In the weeks leading up to July 4, 1776, white European or European-derived men met together in Philadelphia to figure out a system of government that, it must be admitted even by its critics, had not been seen before in Europe, Asia, or Africa.
One characteristic of this system of government is that, the Founding Fathers claimed, it was based on the laws of nature. Thomas Jefferson was particularly clear on this point. Democracy is essential for a healthy nation. Jefferson pointed out that, in Europe, many centuries of inbreeding (though he did not use this term) had produced a nobility and royalty that consisted of defective people. In other words, we would say today, the scum rises to the top. Jefferson was personally acquainted with at least a dozen European rulers who were mentally and physically defective. The fresh water of democracy must be allowed in to flush out defective rulers. Not necessarily all of them, but most of them, by putting them in competition with the superior men (they still ignored women) who worked their way up from the middle and perhaps even lower class. This was almost a century before Darwin and natural selection, but the rudimentary idea of natural selection was well understood by almost everyone: rulership by the superior white men who had proved their superiority, not just inherited it.
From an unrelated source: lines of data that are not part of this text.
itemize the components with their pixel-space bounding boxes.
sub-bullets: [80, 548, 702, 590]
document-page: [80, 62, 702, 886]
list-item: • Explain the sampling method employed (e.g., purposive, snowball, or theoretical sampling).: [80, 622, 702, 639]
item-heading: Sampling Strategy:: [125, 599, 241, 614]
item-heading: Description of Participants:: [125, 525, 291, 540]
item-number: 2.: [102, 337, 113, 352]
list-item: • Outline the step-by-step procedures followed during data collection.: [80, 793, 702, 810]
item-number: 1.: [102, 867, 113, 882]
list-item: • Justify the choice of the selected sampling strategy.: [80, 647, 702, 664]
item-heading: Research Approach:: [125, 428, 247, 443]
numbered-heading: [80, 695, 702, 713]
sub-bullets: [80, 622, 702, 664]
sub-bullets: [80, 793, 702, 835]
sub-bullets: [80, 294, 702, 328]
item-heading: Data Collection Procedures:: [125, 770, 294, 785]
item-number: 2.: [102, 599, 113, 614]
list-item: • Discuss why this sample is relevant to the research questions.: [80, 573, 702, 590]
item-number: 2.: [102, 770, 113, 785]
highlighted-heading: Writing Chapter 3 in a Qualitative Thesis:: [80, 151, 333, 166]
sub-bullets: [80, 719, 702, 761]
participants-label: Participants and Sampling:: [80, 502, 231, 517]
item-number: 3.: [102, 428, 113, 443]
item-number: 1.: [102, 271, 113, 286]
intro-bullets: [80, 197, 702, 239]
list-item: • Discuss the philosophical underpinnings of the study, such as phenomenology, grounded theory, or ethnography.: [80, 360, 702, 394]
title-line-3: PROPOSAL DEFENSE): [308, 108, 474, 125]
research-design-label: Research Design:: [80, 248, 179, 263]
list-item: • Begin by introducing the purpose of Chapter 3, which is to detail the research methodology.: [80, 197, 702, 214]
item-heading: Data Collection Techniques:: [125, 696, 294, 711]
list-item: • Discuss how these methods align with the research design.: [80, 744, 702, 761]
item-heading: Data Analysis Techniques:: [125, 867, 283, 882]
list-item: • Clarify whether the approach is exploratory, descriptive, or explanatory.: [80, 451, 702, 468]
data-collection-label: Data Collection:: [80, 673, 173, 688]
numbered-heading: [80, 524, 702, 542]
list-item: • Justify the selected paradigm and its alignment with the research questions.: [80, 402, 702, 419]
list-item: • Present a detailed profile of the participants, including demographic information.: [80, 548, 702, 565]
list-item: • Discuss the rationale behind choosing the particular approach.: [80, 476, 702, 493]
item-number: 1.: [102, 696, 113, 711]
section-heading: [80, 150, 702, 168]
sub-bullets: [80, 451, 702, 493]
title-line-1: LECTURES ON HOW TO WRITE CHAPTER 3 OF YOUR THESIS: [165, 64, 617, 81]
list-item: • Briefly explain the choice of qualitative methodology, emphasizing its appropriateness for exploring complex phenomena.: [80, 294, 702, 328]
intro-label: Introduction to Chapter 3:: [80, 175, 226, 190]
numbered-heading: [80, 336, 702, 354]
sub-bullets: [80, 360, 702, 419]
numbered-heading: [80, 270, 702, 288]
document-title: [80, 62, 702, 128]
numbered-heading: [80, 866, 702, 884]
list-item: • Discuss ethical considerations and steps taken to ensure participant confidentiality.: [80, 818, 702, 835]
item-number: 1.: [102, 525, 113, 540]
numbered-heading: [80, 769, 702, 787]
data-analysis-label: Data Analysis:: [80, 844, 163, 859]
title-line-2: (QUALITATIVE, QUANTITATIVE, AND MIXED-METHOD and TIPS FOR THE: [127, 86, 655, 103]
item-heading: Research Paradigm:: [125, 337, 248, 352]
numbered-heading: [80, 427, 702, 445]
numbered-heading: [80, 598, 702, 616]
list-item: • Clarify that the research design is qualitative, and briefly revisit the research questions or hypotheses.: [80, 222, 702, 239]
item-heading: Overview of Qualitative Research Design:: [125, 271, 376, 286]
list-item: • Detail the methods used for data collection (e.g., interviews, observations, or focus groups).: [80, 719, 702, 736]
But in other fundamental ways the Declaration was profoundly flawed. One of these ways was that the Founding Fathers pretended that they got their ideas from European philosophers. To them, the Native Americans were just savages who had essentially no organized government. However, it was clear to them, though they rarely admitted it, that the kind of government they wanted to create was already in existence among Native American tribes, who made their decisions based on (as close as they could get to) consensus among the villages that made up the tribes or even entire coalitions like the Iroquois Confederacy. Jefferson and Franklin admitted it in writing.
The Founding Fathers created a form of government that was new to whites, but already existed among Natives. But it started with a strong momentum of violent racism which we are, even today, trying to eliminate.
Another major flaw is that the system is more fragile than we normally admit. When someone asked Franklin whether America would have a democracy or a kingdom, Franklin answered, “a democracy, if you can keep it.” Today, about half of Americans are worried that the other half will support a presidential candidate who is poised to destroy constitutional democracy. Trump will not recognize the legitimacy of any election—even before it has occurred—that does not choose him as its winner.